3.4 Bayesian Model Comparison
Here we consider the problem of model selection from a Bayesian perspective. The Bayesian view of model comparison simply involves the use of probabilities to represent uncertainty in the choice of model. Suppose we wish to compare a set of $L$ models ${M_i}$ where $i = 1,…,L$. Here a model refers to a probability distribution over the observed data $D$. We shall suppose that the data is generated from one of these models but we are uncertain which one. Our uncertainty is expressed through a prior probability distribution $p(M_i)$. Given a training set $D$, we then wish to evaluate the posterior distribution
$$\begin{align} p(M_i|D) \propto p(M_i)p(D|M_i) \end{align}$$
The prior allows us to express a preference for different models. Let us simply assume that all the models are equally probable. Hence, the expression is mainly dependent on model evidence $p(D|M_i)$ which expresses the prefernce shown by the data for different models. The model evidence is sometimes called as the marginal likelihood because it can be viewed as the likelihood function over the space of the models. The ratio of model evidence $p(D|M_i)/p(D|M_j)$ for two models is known as Bayes factor. Once we know the posterior distribution over models, the predictive distribution is given as
$$\begin{align} p(t|X,D) = \sum_{i=1}^{L} p(t|X,M_i,D)p(M_i|D) \end{align}$$
This is an example of mixture distribution in which the overall predictive distribution is obtained by averaging the predictive distribution of individual models, weighted by the posterior distribution of these models. Another approach is to use the single most probable model alone to make the predictions. This is known as model selection. For a model governed by a set of parameters $W$, the model evidence is given as
$$\begin{align} p(D|M_i) = \int p(D|W,M_i)p(W|M_i)dW \end{align}$$
Let us consider the case of a model having a single parameter $w$. The posterior distribution is then proportional to (taking $p(M_i) = const$)
$$\begin{align} p(M_i|D) \propto p(M_i)p(D|M_i) \propto p(D|M_i) = \int p(D|w,M_i)p(w|M_i)dw \end{align}$$
If we assume that the posterior distribution is sharply peaked around the most probable value $w_{MAP}$ with width $\Delta w_{posteriro}$, then the integral can be approximated by the value of the integrand at its maximum times the width of the peak. Assuming a flat prior with width $\Delta w_{prior}$ so that $p(w) = 1/\Delta w_{prior}$, then we have
$$\begin{align} p(D|M_i) = \int p(D|w,M_i)p(w|M_i)dw \simeq p(D|w_{MAP},M_i)\frac{\Delta w_{posterior}}{\Delta w_{prior}} \end{align}$$
Hence,
$$\begin{align} \ln p(D|M_i) \simeq \ln p(D|w_{MAP},M_i) + \ln \bigg(\frac{\Delta w_{posterior}}{\Delta w_{prior}}\bigg) \end{align}$$
Here, the first term represents how good fit the data is for a given model.
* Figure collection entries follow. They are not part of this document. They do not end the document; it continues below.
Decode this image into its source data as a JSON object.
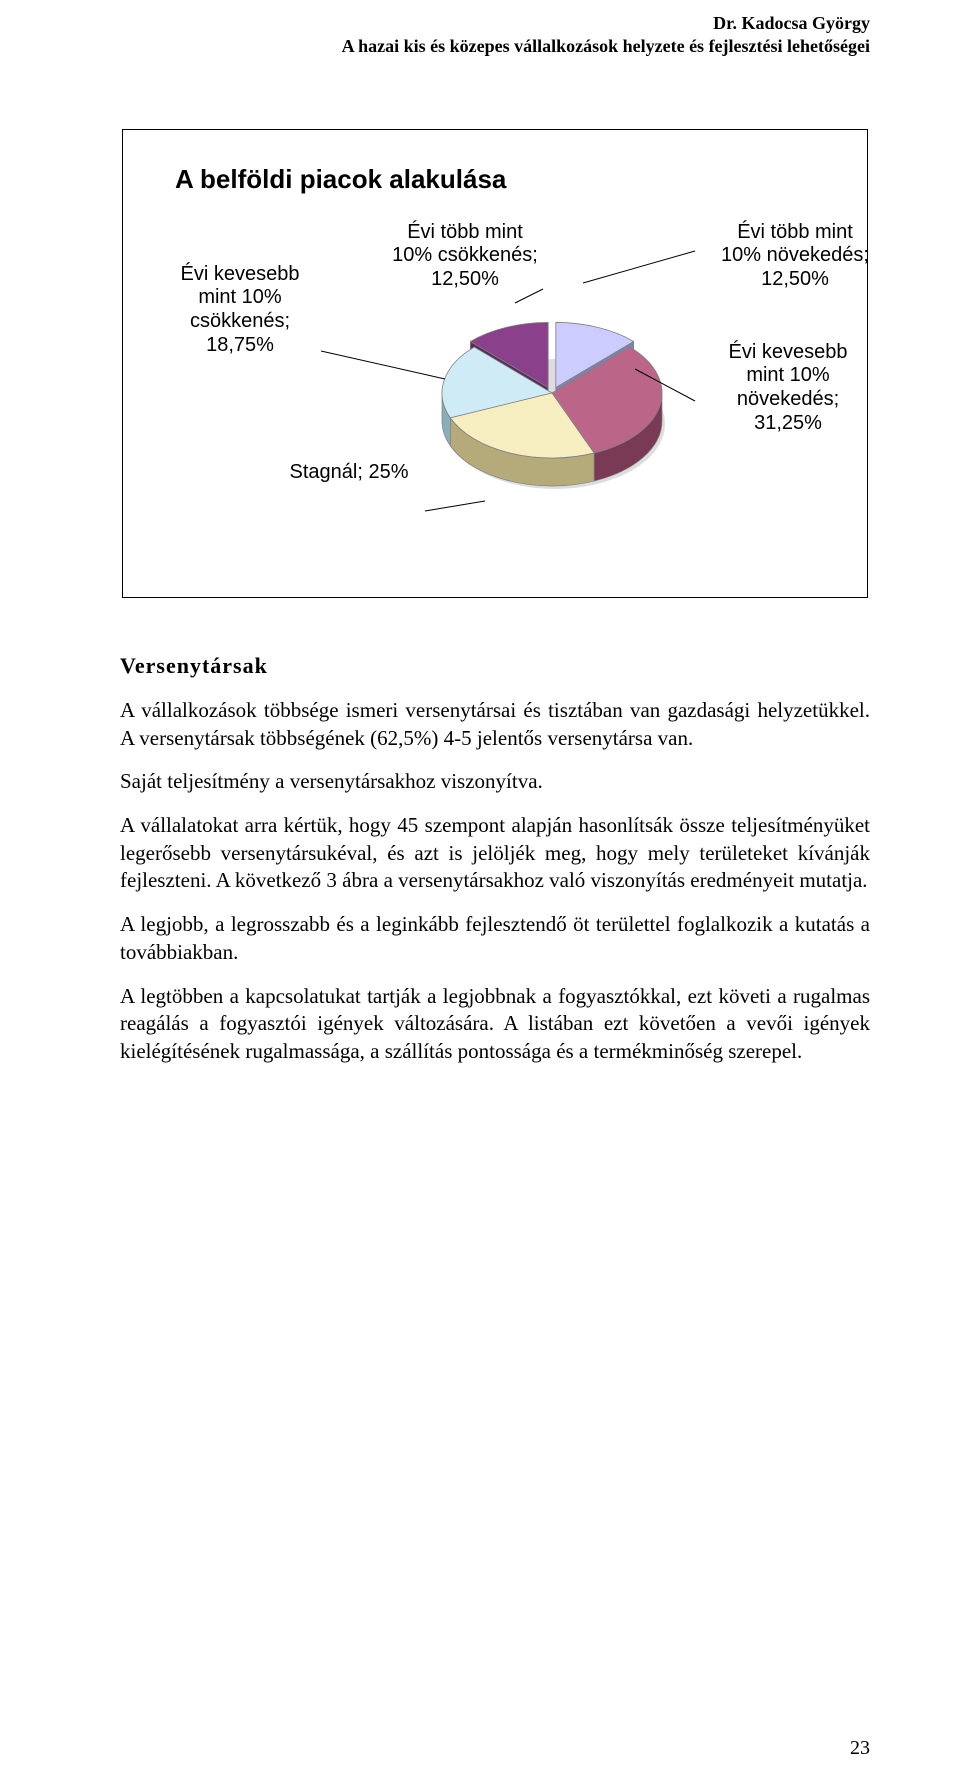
{
  "header": {
    "author": "Dr. Kadocsa György",
    "subtitle": "A hazai kis és közepes vállalkozások helyzete és fejlesztési lehetőségei"
  },
  "chart": {
    "type": "pie",
    "title": "A belföldi piacok alakulása",
    "background_color": "#ffffff",
    "border_color": "#808080",
    "title_fontsize": 26,
    "label_fontsize": 20,
    "slices": [
      {
        "label": "Évi több mint\n10% növekedés;\n12,50%",
        "value": 12.5,
        "color": "#ccccff",
        "side_color": "#8080b0"
      },
      {
        "label": "Évi kevesebb\nmint 10%\nnövekedés;\n31,25%",
        "value": 31.25,
        "color": "#bb6688",
        "side_color": "#7a3a55"
      },
      {
        "label": "Stagnál; 25%",
        "value": 25.0,
        "color": "#f6edc0",
        "side_color": "#b5aa7a"
      },
      {
        "label": "Évi kevesebb\nmint 10%\ncsökkenés;\n18,75%",
        "value": 18.75,
        "color": "#cfebf5",
        "side_color": "#8aaeb9"
      },
      {
        "label": "Évi több mint\n10% csökkenés;\n12,50%",
        "value": 12.5,
        "color": "#8a408a",
        "side_color": "#5a2a5a"
      }
    ]
  },
  "section": {
    "title": "Versenytársak",
    "paragraphs": [
      "A vállalkozások többsége ismeri versenytársai és tisztában van gazdasági helyzetükkel. A versenytársak többségének (62,5%) 4-5 jelentős versenytársa van.",
      "Saját teljesítmény a versenytársakhoz viszonyítva.",
      "A vállalatokat arra kértük, hogy 45 szempont alapján hasonlítsák össze teljesítményüket legerősebb versenytársukéval, és azt is jelöljék meg, hogy mely területeket kívánják fejleszteni.  A következő 3 ábra a versenytársakhoz való viszonyítás eredményeit mutatja.",
      "A legjobb, a legrosszabb és a leginkább fejlesztendő öt területtel foglalkozik a kutatás a továbbiakban.",
      "A legtöbben a kapcsolatukat tartják a legjobbnak a fogyasztókkal, ezt követi a rugalmas reagálás a fogyasztói igények változására. A listában ezt követően a vevői igények kielégítésének rugalmassága, a szállítás pontossága és a termékminőség szerepel."
    ]
  },
  "page_number": "23"
}
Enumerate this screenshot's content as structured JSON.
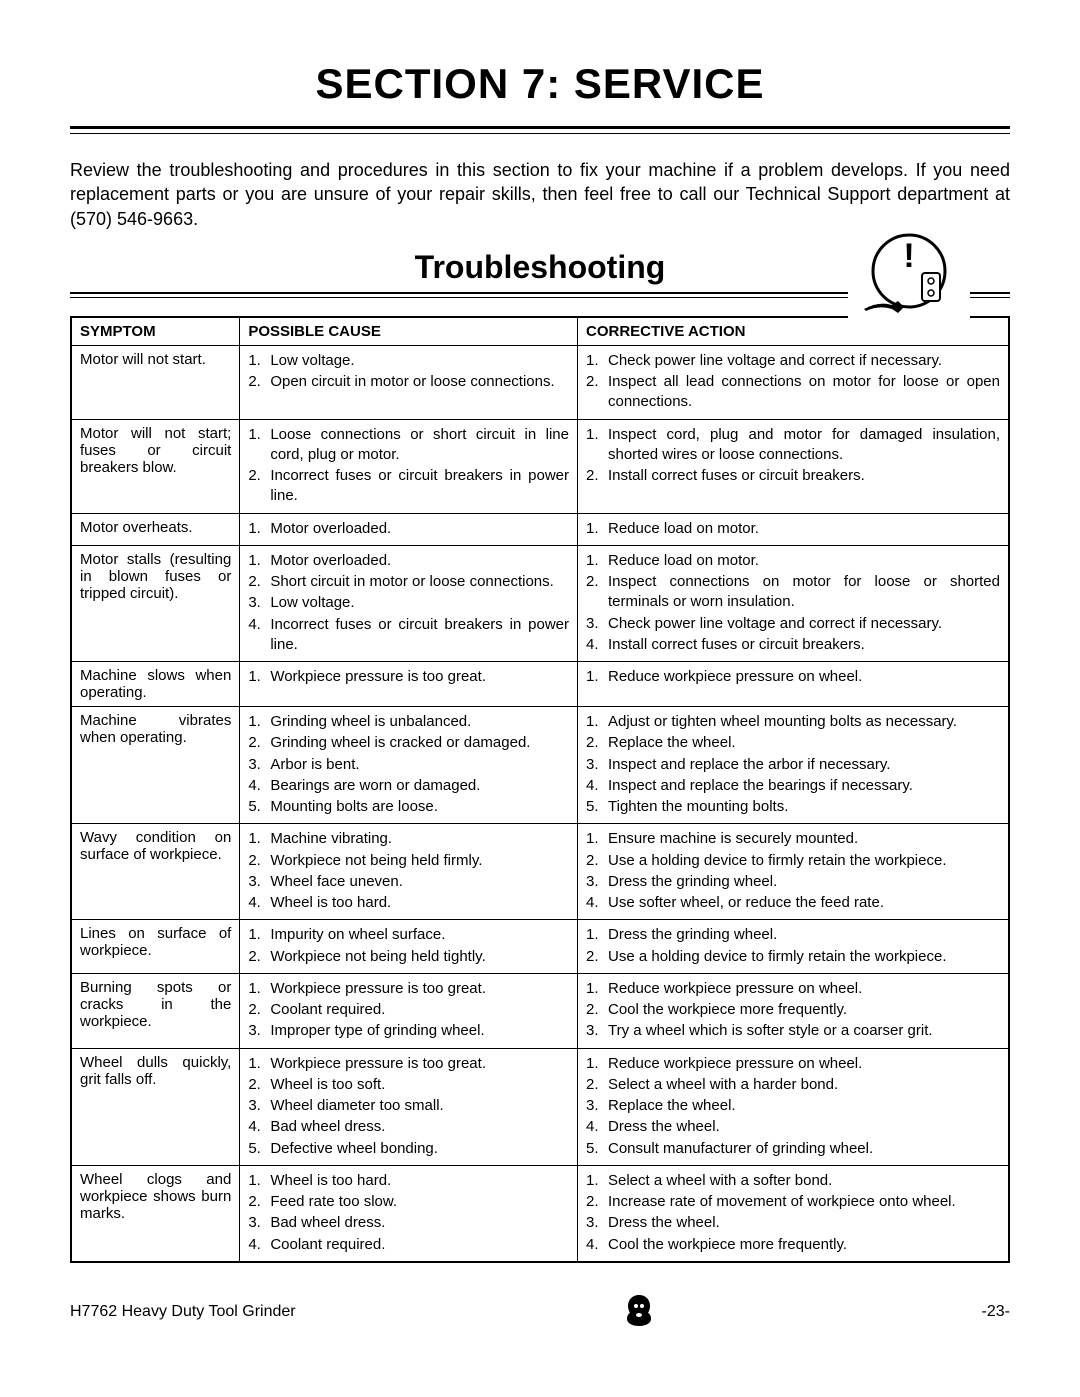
{
  "section_title": "SECTION 7: SERVICE",
  "intro": "Review the troubleshooting and procedures in this section to fix your machine if a problem develops. If you need replacement parts or you are unsure of your repair skills, then feel free to call our Technical Support department at (570) 546-9663.",
  "subhead": "Troubleshooting",
  "columns": {
    "symptom": "SYMPTOM",
    "cause": "POSSIBLE CAUSE",
    "action": "CORRECTIVE ACTION"
  },
  "rows": [
    {
      "symptom": "Motor will not start.",
      "causes": [
        "Low voltage.",
        "Open circuit in motor or loose connections."
      ],
      "actions": [
        "Check power line voltage and correct if necessary.",
        "Inspect all lead connections on motor for loose or open connections."
      ]
    },
    {
      "symptom": "Motor will not start; fuses or circuit breakers blow.",
      "causes": [
        "Loose connections or short circuit in line cord, plug or motor.",
        "Incorrect fuses or circuit breakers in power line."
      ],
      "actions": [
        "Inspect cord, plug and motor for damaged insulation, shorted wires or loose connections.",
        "Install correct fuses or circuit breakers."
      ]
    },
    {
      "symptom": "Motor overheats.",
      "causes": [
        "Motor overloaded."
      ],
      "actions": [
        "Reduce load on motor."
      ]
    },
    {
      "symptom": "Motor stalls (resulting in blown fuses or tripped circuit).",
      "causes": [
        "Motor overloaded.",
        "Short circuit in motor or loose connections.",
        "Low voltage.",
        "Incorrect fuses or circuit breakers in power line."
      ],
      "actions": [
        "Reduce load on motor.",
        "Inspect connections on motor for loose or shorted terminals or worn insulation.",
        "Check power line voltage and correct if necessary.",
        "Install correct fuses or circuit breakers."
      ]
    },
    {
      "symptom": "Machine slows when operating.",
      "causes": [
        "Workpiece pressure is too great."
      ],
      "actions": [
        "Reduce workpiece pressure on wheel."
      ]
    },
    {
      "symptom": "Machine vibrates when operating.",
      "causes": [
        "Grinding wheel is unbalanced.",
        "Grinding wheel is cracked or damaged.",
        "Arbor is bent.",
        "Bearings are worn or damaged.",
        "Mounting bolts are loose."
      ],
      "actions": [
        "Adjust or tighten wheel mounting bolts as necessary.",
        "Replace the wheel.",
        "Inspect and replace the arbor if necessary.",
        "Inspect and replace the bearings if necessary.",
        "Tighten the mounting bolts."
      ]
    },
    {
      "symptom": "Wavy condition on surface of workpiece.",
      "causes": [
        "Machine vibrating.",
        "Workpiece not being held firmly.",
        "Wheel face uneven.",
        "Wheel is too hard."
      ],
      "actions": [
        "Ensure machine is securely mounted.",
        "Use a holding device to firmly retain the workpiece.",
        "Dress the grinding wheel.",
        "Use softer wheel, or reduce the feed rate."
      ]
    },
    {
      "symptom": "Lines on surface of workpiece.",
      "causes": [
        "Impurity on wheel surface.",
        "Workpiece not being held tightly."
      ],
      "actions": [
        "Dress the grinding wheel.",
        "Use a holding device to firmly retain the workpiece."
      ]
    },
    {
      "symptom": "Burning spots or cracks in the workpiece.",
      "causes": [
        "Workpiece pressure is too great.",
        "Coolant required.",
        "Improper type of grinding wheel."
      ],
      "actions": [
        "Reduce workpiece pressure on wheel.",
        "Cool the workpiece more frequently.",
        "Try a wheel which is softer style or a coarser grit."
      ]
    },
    {
      "symptom": "Wheel dulls quickly, grit falls off.",
      "causes": [
        "Workpiece pressure is too great.",
        "Wheel is too soft.",
        "Wheel diameter too small.",
        "Bad wheel dress.",
        "Defective wheel bonding."
      ],
      "actions": [
        "Reduce workpiece pressure on wheel.",
        "Select a wheel with a harder bond.",
        "Replace the wheel.",
        "Dress the wheel.",
        "Consult manufacturer of grinding wheel."
      ]
    },
    {
      "symptom": "Wheel clogs and workpiece shows burn marks.",
      "causes": [
        "Wheel is too hard.",
        "Feed rate too slow.",
        "Bad wheel dress.",
        "Coolant required."
      ],
      "actions": [
        "Select a wheel with a softer bond.",
        "Increase rate of movement of workpiece onto wheel.",
        "Dress the wheel.",
        "Cool the workpiece more frequently."
      ]
    }
  ],
  "footer": {
    "left": "H7762 Heavy Duty Tool Grinder",
    "right": "-23-"
  }
}
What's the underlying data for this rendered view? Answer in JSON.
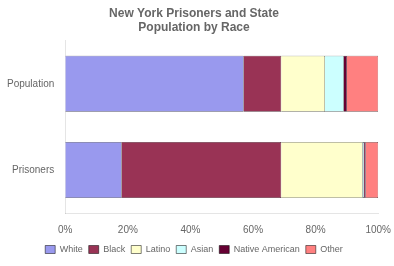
{
  "chart_data": {
    "type": "bar",
    "orientation": "horizontal",
    "stacked": true,
    "title": "New York Prisoners and State\nPopulation by Race",
    "categories": [
      "Prisoners",
      "Population"
    ],
    "series": [
      {
        "name": "White",
        "color": "#9999EE",
        "values": [
          18,
          57
        ]
      },
      {
        "name": "Black",
        "color": "#993355",
        "values": [
          51,
          12
        ]
      },
      {
        "name": "Latino",
        "color": "#FFFFCC",
        "values": [
          26,
          14
        ]
      },
      {
        "name": "Asian",
        "color": "#CCFFFF",
        "values": [
          0.5,
          6
        ]
      },
      {
        "name": "Native American",
        "color": "#660033",
        "values": [
          0.5,
          1
        ]
      },
      {
        "name": "Other",
        "color": "#FF8080",
        "values": [
          4,
          10
        ]
      }
    ],
    "xlim": [
      0,
      100
    ],
    "xticks": [
      {
        "value": 0,
        "label": "0%"
      },
      {
        "value": 20,
        "label": "20%"
      },
      {
        "value": 40,
        "label": "40%"
      },
      {
        "value": 60,
        "label": "60%"
      },
      {
        "value": 80,
        "label": "80%"
      },
      {
        "value": 100,
        "label": "100%"
      }
    ],
    "grid": false,
    "legend": "bottom"
  }
}
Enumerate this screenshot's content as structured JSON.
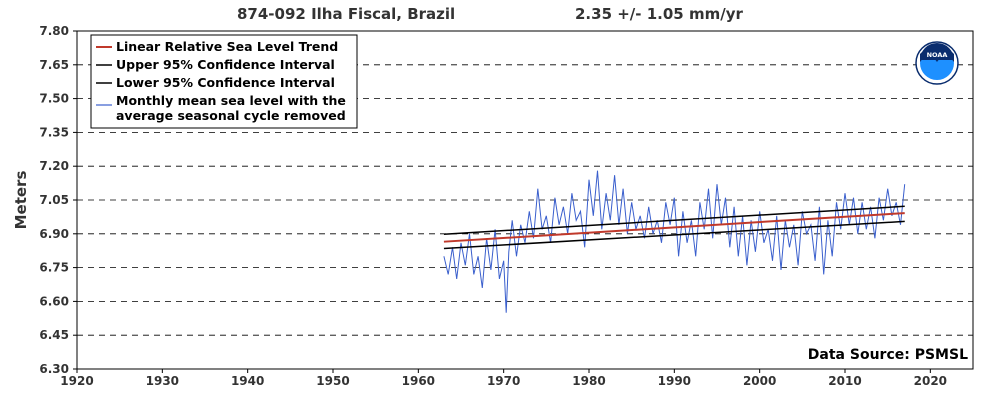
{
  "header": {
    "station": "874-092 Ilha Fiscal, Brazil",
    "trend": "2.35 +/-  1.05 mm/yr"
  },
  "data_source": "Data Source: PSMSL",
  "logo": {
    "text": "NOAA",
    "icon": "noaa-logo-icon"
  },
  "colors": {
    "trend": "#c0392b",
    "confidence": "#000000",
    "monthly": "#3a5fcd",
    "grid": "#000000",
    "logo_dark": "#0a2d6e",
    "logo_light": "#1e90ff"
  },
  "chart_data": {
    "type": "line",
    "title": "874-092 Ilha Fiscal, Brazil",
    "xlabel": "",
    "ylabel": "Meters",
    "xlim": [
      1920,
      2025
    ],
    "ylim": [
      6.3,
      7.8
    ],
    "xticks": [
      "1920",
      "1930",
      "1940",
      "1950",
      "1960",
      "1970",
      "1980",
      "1990",
      "2000",
      "2010",
      "2020"
    ],
    "yticks": [
      "6.30",
      "6.45",
      "6.60",
      "6.75",
      "6.90",
      "7.05",
      "7.20",
      "7.35",
      "7.50",
      "7.65",
      "7.80"
    ],
    "grid": "horizontal dashed",
    "legend_position": "top-left",
    "legend": [
      "Linear Relative Sea Level Trend",
      "Upper 95% Confidence Interval",
      "Lower 95% Confidence Interval",
      "Monthly mean sea level with the",
      "average seasonal cycle removed"
    ],
    "series": [
      {
        "name": "Linear Relative Sea Level Trend",
        "x": [
          1963,
          2017
        ],
        "y": [
          6.865,
          6.992
        ]
      },
      {
        "name": "Upper 95% Confidence Interval",
        "x": [
          1963,
          2017
        ],
        "y": [
          6.898,
          7.022
        ]
      },
      {
        "name": "Lower 95% Confidence Interval",
        "x": [
          1963,
          2017
        ],
        "y": [
          6.835,
          6.955
        ]
      },
      {
        "name": "Monthly mean sea level with the average seasonal cycle removed",
        "x": [
          1963,
          1963.5,
          1964,
          1964.5,
          1965,
          1965.5,
          1966,
          1966.5,
          1967,
          1967.5,
          1968,
          1968.5,
          1969,
          1969.5,
          1970,
          1970.3,
          1970.6,
          1971,
          1971.5,
          1972,
          1972.5,
          1973,
          1973.5,
          1974,
          1974.5,
          1975,
          1975.5,
          1976,
          1976.5,
          1977,
          1977.5,
          1978,
          1978.5,
          1979,
          1979.5,
          1980,
          1980.5,
          1981,
          1981.5,
          1982,
          1982.5,
          1983,
          1983.5,
          1984,
          1984.5,
          1985,
          1985.5,
          1986,
          1986.5,
          1987,
          1987.5,
          1988,
          1988.5,
          1989,
          1989.5,
          1990,
          1990.5,
          1991,
          1991.5,
          1992,
          1992.5,
          1993,
          1993.5,
          1994,
          1994.5,
          1995,
          1995.5,
          1996,
          1996.5,
          1997,
          1997.5,
          1998,
          1998.5,
          1999,
          1999.5,
          2000,
          2000.5,
          2001,
          2001.5,
          2002,
          2002.5,
          2003,
          2003.5,
          2004,
          2004.5,
          2005,
          2005.5,
          2006,
          2006.5,
          2007,
          2007.5,
          2008,
          2008.5,
          2009,
          2009.5,
          2010,
          2010.5,
          2011,
          2011.5,
          2012,
          2012.5,
          2013,
          2013.5,
          2014,
          2014.5,
          2015,
          2015.5,
          2016,
          2016.5,
          2017
        ],
        "y": [
          6.8,
          6.72,
          6.84,
          6.7,
          6.86,
          6.76,
          6.9,
          6.72,
          6.8,
          6.66,
          6.88,
          6.74,
          6.92,
          6.7,
          6.78,
          6.55,
          6.82,
          6.96,
          6.8,
          6.94,
          6.86,
          7.0,
          6.88,
          7.1,
          6.92,
          6.98,
          6.86,
          7.06,
          6.94,
          7.02,
          6.9,
          7.08,
          6.96,
          7.0,
          6.84,
          7.14,
          6.98,
          7.18,
          6.92,
          7.08,
          6.96,
          7.16,
          6.94,
          7.1,
          6.9,
          7.04,
          6.92,
          6.98,
          6.88,
          7.02,
          6.9,
          6.96,
          6.86,
          7.04,
          6.94,
          7.06,
          6.8,
          7.0,
          6.86,
          6.96,
          6.8,
          7.04,
          6.92,
          7.1,
          6.88,
          7.12,
          6.94,
          7.06,
          6.84,
          7.02,
          6.8,
          6.98,
          6.76,
          6.96,
          6.82,
          7.0,
          6.86,
          6.92,
          6.78,
          6.98,
          6.74,
          6.96,
          6.84,
          6.94,
          6.76,
          7.0,
          6.9,
          6.94,
          6.78,
          7.02,
          6.72,
          6.96,
          6.8,
          7.04,
          6.92,
          7.08,
          6.94,
          7.06,
          6.9,
          7.04,
          6.92,
          7.02,
          6.88,
          7.06,
          6.96,
          7.1,
          6.98,
          7.04,
          6.94,
          7.12
        ]
      }
    ]
  }
}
The second term penalizes the model as per the complexity. As $\Delta w_{posterior} < \Delta w_{priro}$, this term is negative. It increases in magnitude as the ratio $\Delta w_{posterior}/\Delta w_{prior}$ gets smaller. This means that if the parameters are finely tuned to the data in the posterior distribution, the penalty term is large. This is illustrated in below figure
For a model having $M$ paramaters where all the parameters have the same ratio $\Delta w_{posterior}/\Delta w_{prior}$, we have
$$\begin{align} \ln p(D|M_i) \simeq \ln p(D|W_{MAP},M_i) + M\ln \bigg(\frac{\Delta w_{posterior}}{\Delta w_{prior}}\bigg) \end{align}$$
The complexity penalty increases as we increase the number of parameters in the model. For a more complex model, the first term will usually be small as a more complex model is a better fit to data but the second term will be large penalizing the model for complexity. The optimal model complexity will be determined by the maximum of this evidence which will be decided by the tradeoff between these two competing terms.